For Sam Raimi created the Evil Dead films. And the Evil Dead films are the coolest horror films ever made.

Sam Raimi is back behind the camera for the first time since the underwhelming Spiderman 3, and he is recharging his batteries by embracing the genre that he helped redefine – the horror comedy. It’s a tough genre to get right; John Landis did it brilliantly with An American Werewolf In London (news of its announced remake sent appropriate shivers up my spine); Raimi himself had a studio-backed stab at it with Darkman, starring Liam Neeson; Joe Dante’s Gremlins and Harold Ramis’ Ghostbusters are sort-of horror/comedies, but the scares are very tame; the less said about the early Jeff Goldblum-starrer Transylvania 6-5000, the better.

Raimi took the horror/comedy by the scruff of the neck in 1981 with his no-budget, roller-coaster of a possession film Evil Dead (and again in 1987 with the sequel/remake, Evil Dead 2), and he brings his big bag of tricks to his much-anticipated return to horror, Drag Me To Hell.

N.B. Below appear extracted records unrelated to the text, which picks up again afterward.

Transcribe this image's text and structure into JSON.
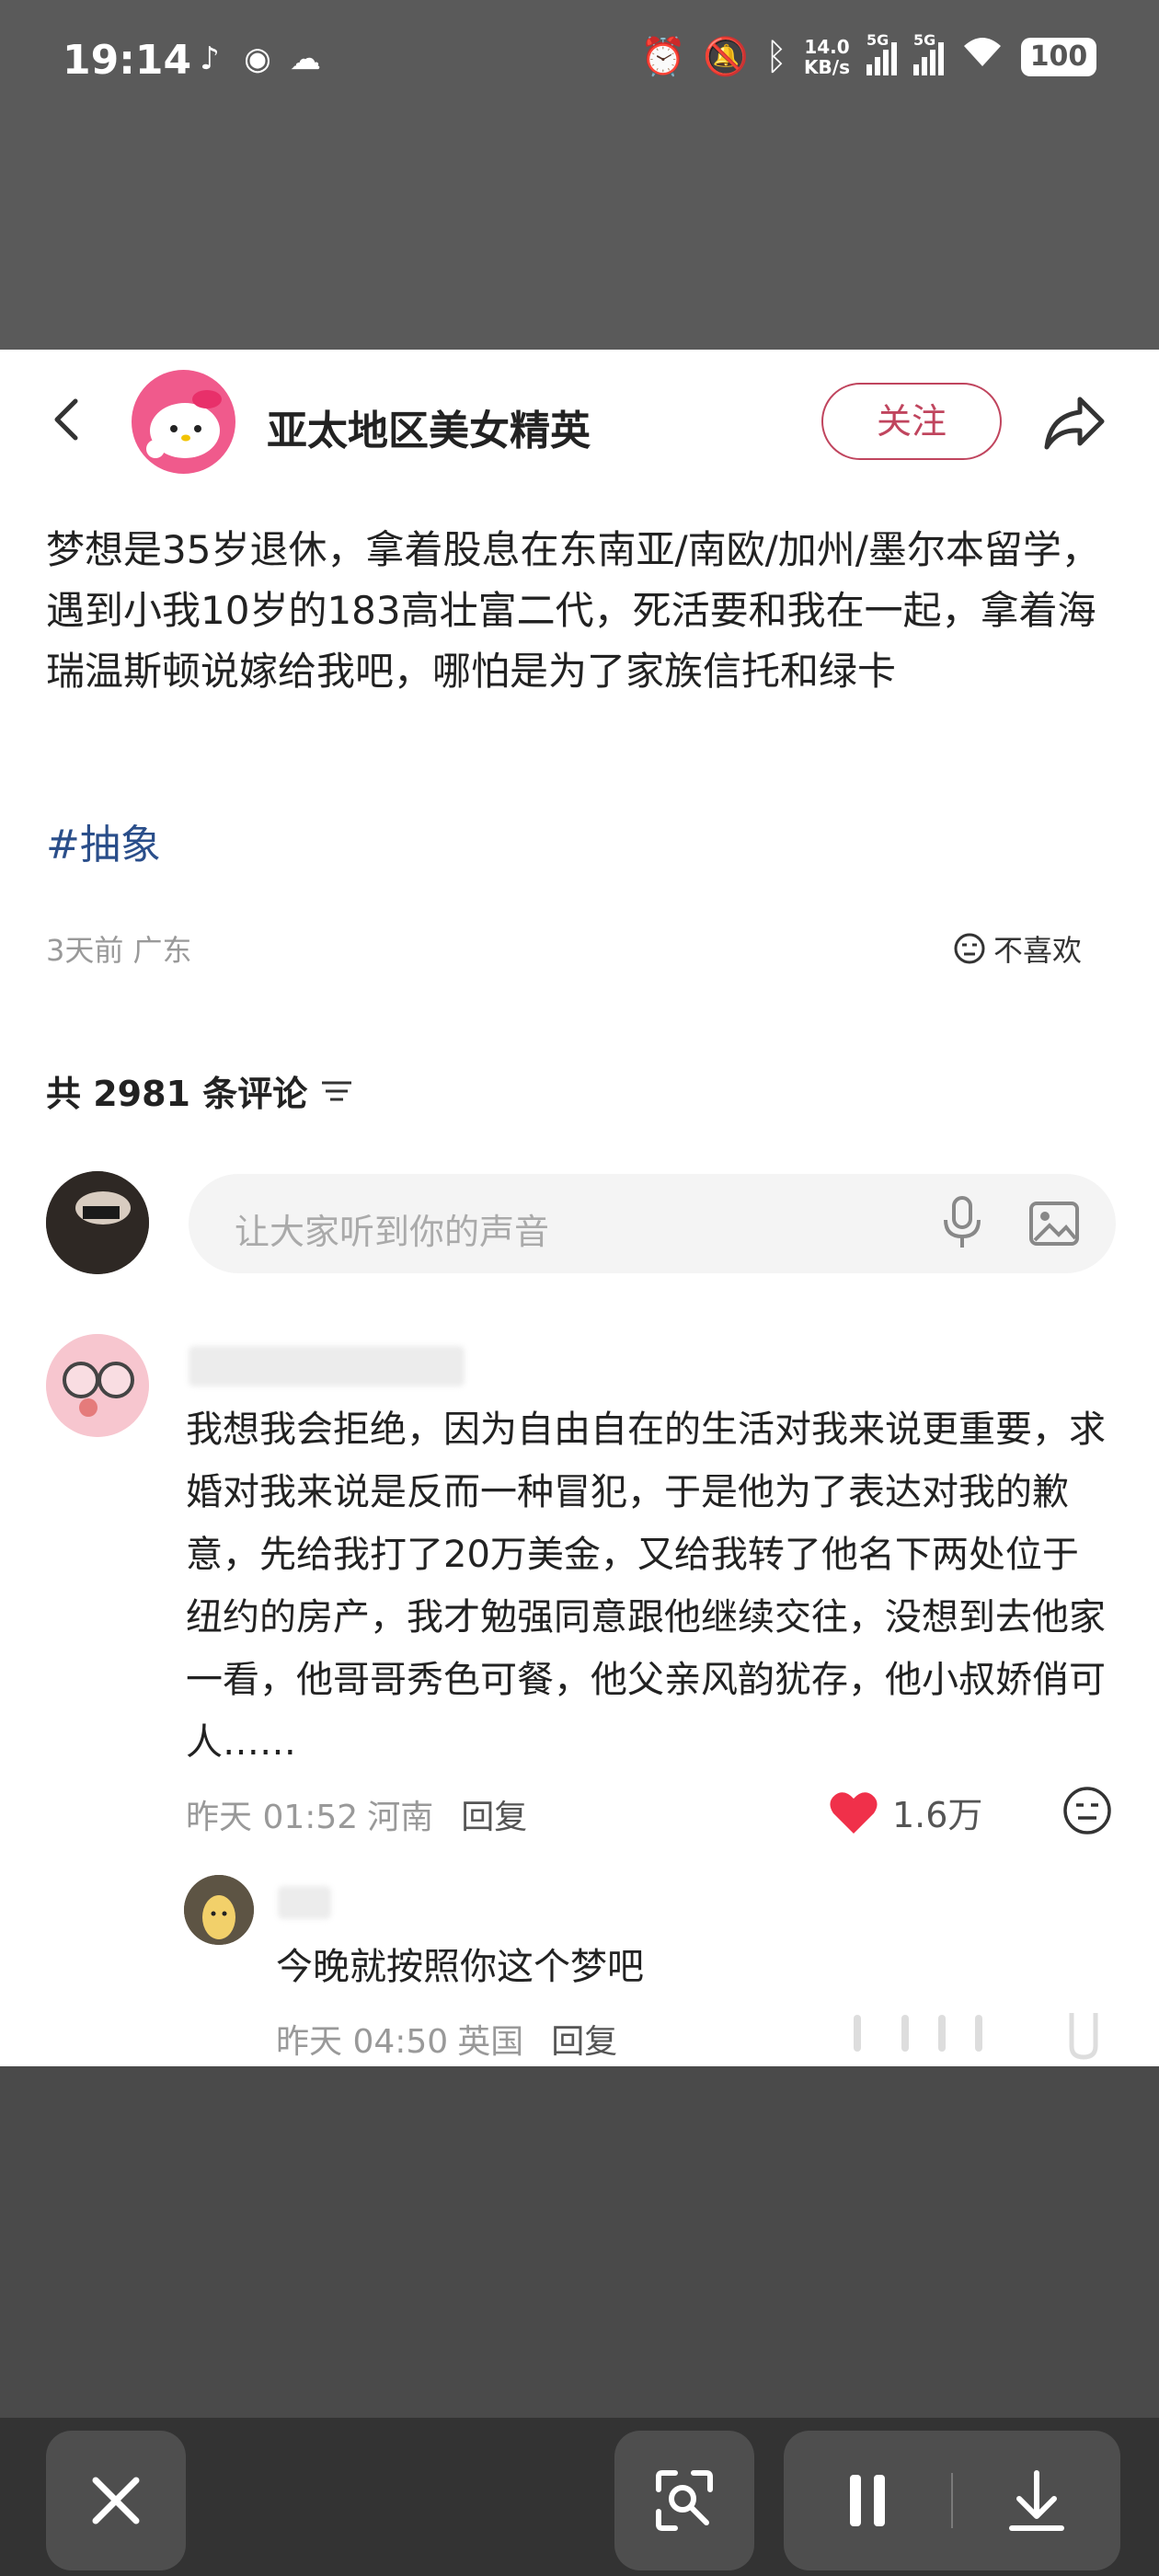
{
  "status_bar": {
    "time": "19:14",
    "net_speed_value": "14.0",
    "net_speed_unit": "KB/s",
    "signal1_label": "5G",
    "signal2_label": "5G",
    "battery": "100"
  },
  "post": {
    "author": "亚太地区美女精英",
    "follow_label": "关注",
    "text": "梦想是35岁退休，拿着股息在东南亚/南欧/加州/墨尔本留学，遇到小我10岁的183高壮富二代，死活要和我在一起，拿着海瑞温斯顿说嫁给我吧，哪怕是为了家族信托和绿卡",
    "hashtag": "#抽象",
    "meta": "3天前 广东",
    "dislike_label": "不喜欢"
  },
  "comments_section": {
    "header": "共 2981 条评论",
    "input_placeholder": "让大家听到你的声音"
  },
  "comments": [
    {
      "text": "我想我会拒绝，因为自由自在的生活对我来说更重要，求婚对我来说是反而一种冒犯，于是他为了表达对我的歉意，先给我打了20万美金，又给我转了他名下两处位于纽约的房产，我才勉强同意跟他继续交往，没想到去他家一看，他哥哥秀色可餐，他父亲风韵犹存，他小叔娇俏可人……",
      "time": "昨天 01:52",
      "location": "河南",
      "reply_label": "回复",
      "likes": "1.6万"
    },
    {
      "text": "今晚就按照你这个梦吧",
      "time": "昨天 04:50",
      "location": "英国",
      "reply_label": "回复"
    }
  ]
}
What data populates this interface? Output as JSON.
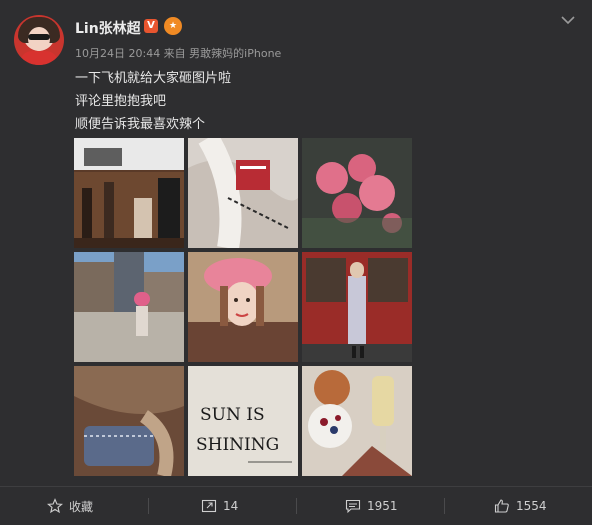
{
  "post": {
    "username": "Lin张林超",
    "badge_v": "V",
    "meta": "10月24日 20:44 来自 男敢辣妈的iPhone",
    "lines": [
      "一下飞机就给大家砸图片啦",
      "评论里抱抱我吧",
      "顺便告诉我最喜欢辣个"
    ]
  },
  "images": {
    "sun_text_1": "SUN IS",
    "sun_text_2": "SHINING"
  },
  "actions": {
    "favorite_label": "收藏",
    "repost_count": "14",
    "comment_count": "1951",
    "like_count": "1554"
  },
  "colors": {
    "background": "#2e2e30",
    "vip_badge": "#e8552f",
    "crown_badge": "#f08a24"
  }
}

Alison Lohman, an actress long on the cusp of stardom who keeps defying A-list status with quirky roles in films like Ridley Scott’s Matchstick Men and Atom Egoyan’s Where The Truth Lies, plays Christine Brown, a loans officer at a local bank branch who sees her promotion slipping away to her more ruthless colleague, Stu (Reggie Lee). Comforting words from her loving boyfriend Clay (Justin Long) aren’t enough to stop her getting tough with Mrs. Ganush (Lorna Raver), an old gypsy woman who is behind in home payments.

When Christine denies Mrs. Ganush an extension, a centuries-old curse is placed on her soul, and Christine is soon seeing demonic shadows in her lounge room and cloven hooves at her front door. This leads to wild séances (in which a possessed sacrificial goat starts blathering on about the furnaces of Hell), kitten sacrifices and grave exhumations.

Having not directed anything other than a Spiderman film for the last decade, Sam Raimi casts off the shackles that the studio suits would have bound him with, whilst in charge of the biggest franchise they own. He blows away a lot of cobwebs with Drag Me To Hell, not just with his trademark, anarchic swirling-camera in the big setpieces (though they are a sight to behold – did I mention the possessed goat!?!?), but also with the accomplished blocking and framing that so perfectly draws the slyest of giggles out of the most seemingly-perfunctory scenes.
 
Up for everything that her director can throw at her is the adorable Lohman, who is put through Hell as she is dragged towards it. Her strength and stature as a leading lady grows with every frame, as her defiant stand against the forces of evil that bombard her grows more determined. The scenes in which she goes a-grave-robbin’ are a blast. Her Christine is Raimi’s female variation on the character of Ash, played to amped-up comic-perfection in the Evil Dead films by B-movie megastar Bruce Campbell (who usually cameo’s in all of Raimi’s films, but strangely doesn’t in Drag Me To Hell).

Sam Raimi’s status as a world-class director was confirmed when the organisers of the Cannes FIlm Festival welcomed Drag Me To Hell to the Croissette this year for its European premiere. For Raimi, it must have been a surreal experience – the south of France is a long way from the damp, dark backwaters of Knoxville, Tennessee, where Evil Dead was shot in 1980. I’m sure he took a great deal of comfort from the horror homecoming that Drag Me To Hell must have meant for him. That said, ‘comfort’ is the last sensation you are likely to experience watching this smashing piece of no-holds-barred entertainment.